If you could fetch an asset ID from a local image, which I’m not entirely certain you can (I have one way I could test that I know of but I don’t know or even think it would work), that still doesn’t give you the asset ID on a place file download.

Just because you can, in studio, go to your assets, click on images, see a list of all the images uploaded to that place, click on that image and get the asset ID so you can find it in the library, doesn’t mean that anyone else accessing it can do that. I know if I give someone permission to edit a game but I don’t give them permission to edit group games, they can’t access what I upload. They can’t even play my animations in that place. So if someone with game edit permissions can’t access what another person uploads to a group because they don’t have group edit permissions, why would a player locally be able to access that same information?

rbxgameasset is not the same as assetid.
Even IF you could access the asset ID this way, which once again, I highly doubt you can, Roblox could EASILY change that and make that a permission-level access. It would not be hard on their end to rectify this at all.

So I double checked, and my theory of Roblox pre-fetching the IDs and storing them somewhere in memory was wrong. When the client sends the HTTP request, Roblox returns the asset ID with it in the headers. This is still of course in complete contradiction to your claim.

You may click the link below and see exactly that.

https://assetdelivery.roblox.com/v2/asset?universeId=242708590&assetName=Images%2FDeerImage
image

Breaking API backwards compatibility almost never happens on Roblox, not to mention that this sort of information has genuine use cases in tooling and such.

Lastly, I don’t see why they would try to do anything about it when in the worst case you can still automatically download all the images and bulk upload them for the place copy. In reality though, no one will care, because once again most people download places to see the context of scripts so that they may write better exploits, not to reupload.

I will no longer reply to random uninformed rants with interspersed insults.

Is this tested using an image that was added via asset ID or was it tested using an image that was only referenced in the place using nothing more than /Images/ImageName (i.e /Images/DeerImage)?

How exactly would you automatically download all the images in bulk?

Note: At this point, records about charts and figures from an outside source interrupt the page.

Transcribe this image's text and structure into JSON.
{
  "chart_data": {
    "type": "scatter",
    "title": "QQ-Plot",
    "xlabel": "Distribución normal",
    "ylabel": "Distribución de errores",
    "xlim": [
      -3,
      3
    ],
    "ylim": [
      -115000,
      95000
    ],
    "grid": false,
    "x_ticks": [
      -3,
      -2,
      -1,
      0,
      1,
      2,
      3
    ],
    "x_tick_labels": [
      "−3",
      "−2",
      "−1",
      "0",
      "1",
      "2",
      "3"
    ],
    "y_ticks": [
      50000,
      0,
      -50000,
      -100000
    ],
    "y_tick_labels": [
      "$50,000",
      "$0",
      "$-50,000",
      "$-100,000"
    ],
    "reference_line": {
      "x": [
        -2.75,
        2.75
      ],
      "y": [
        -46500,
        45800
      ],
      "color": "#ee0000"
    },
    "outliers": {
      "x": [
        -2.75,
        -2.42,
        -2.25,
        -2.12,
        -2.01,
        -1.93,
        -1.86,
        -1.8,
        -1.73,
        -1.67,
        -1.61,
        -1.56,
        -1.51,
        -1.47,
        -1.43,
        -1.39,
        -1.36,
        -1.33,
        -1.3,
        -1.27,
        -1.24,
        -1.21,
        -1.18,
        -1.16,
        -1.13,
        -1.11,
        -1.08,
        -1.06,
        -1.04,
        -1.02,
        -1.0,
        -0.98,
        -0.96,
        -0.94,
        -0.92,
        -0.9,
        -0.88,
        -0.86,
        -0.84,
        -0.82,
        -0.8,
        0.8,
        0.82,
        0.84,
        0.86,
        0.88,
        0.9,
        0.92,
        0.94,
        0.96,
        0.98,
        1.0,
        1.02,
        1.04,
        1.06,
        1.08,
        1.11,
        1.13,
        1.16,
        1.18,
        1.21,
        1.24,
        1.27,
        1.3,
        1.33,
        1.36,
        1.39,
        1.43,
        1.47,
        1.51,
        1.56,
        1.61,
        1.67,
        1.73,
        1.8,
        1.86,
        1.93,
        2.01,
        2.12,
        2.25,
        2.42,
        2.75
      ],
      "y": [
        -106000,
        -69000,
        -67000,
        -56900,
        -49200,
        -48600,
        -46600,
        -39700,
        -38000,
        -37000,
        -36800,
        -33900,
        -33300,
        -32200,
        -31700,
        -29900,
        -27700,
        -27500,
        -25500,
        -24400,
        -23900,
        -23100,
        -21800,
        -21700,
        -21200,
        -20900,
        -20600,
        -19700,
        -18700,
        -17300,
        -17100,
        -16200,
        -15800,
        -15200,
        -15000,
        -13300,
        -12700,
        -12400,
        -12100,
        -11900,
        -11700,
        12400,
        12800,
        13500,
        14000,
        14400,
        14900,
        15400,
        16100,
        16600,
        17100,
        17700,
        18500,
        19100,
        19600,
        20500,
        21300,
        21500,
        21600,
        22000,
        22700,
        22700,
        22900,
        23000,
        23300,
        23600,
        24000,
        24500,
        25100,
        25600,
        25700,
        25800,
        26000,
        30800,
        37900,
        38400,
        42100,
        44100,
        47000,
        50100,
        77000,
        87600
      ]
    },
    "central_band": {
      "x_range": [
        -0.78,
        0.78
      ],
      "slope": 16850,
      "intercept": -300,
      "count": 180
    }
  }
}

The entire premise of this thread is written by and for people that very clearly care. Even if the bulk of these people are doing it for exploit purposes, enough of them do it strictly for theft that the number of people selling stolen assets is vastly greater than the number of people making legitimate assets. As the OP pointed out, beyond places like Hidden Devs, HD, and countless others, you can literally find professional sites with gig workers advertising things like they will steal you any place on Roblox for $5. There is more than enough reason to care enough to do something. Even if someone making scripts found a way to do this, they would most likely use it for their own gain. This would be a huge improvement over anyone and everyone who downloads even a hacked version of synapse being able to steal any place and all of its assets with a couple of mouse clicks that even an 8-year-old kid with no developing knowledge can do effortlessly.

I don’t know if it’s relevant or matters to you, but this post/thread is literally “Best ways to stop people leaking your game client side”. There’s not a single flawless proposal here. That doesn’t mean we should all give up and determine we’ll never stop people from stealing our games.

Most people on Roblox wouldn’t even do it, which is fine, because the less people using features like this, the less there will be people out there with an incentive to try to bypass it. I have yet to see a single person able to steal the images from a place like tribe sim, which is open source. I would take those odds over the current theft rate for everything else any day.

The image was brand new and added through the asset manager in that specific place.

The link I sent, which is what the client calls out to when loading the image, returns a CDN link from where you can directly download the raw data.

My point was never giving up; rather it’s about finding permanent solutions. This issue is an industry one anyways, since AAA games haven’t stopped asset ripping either.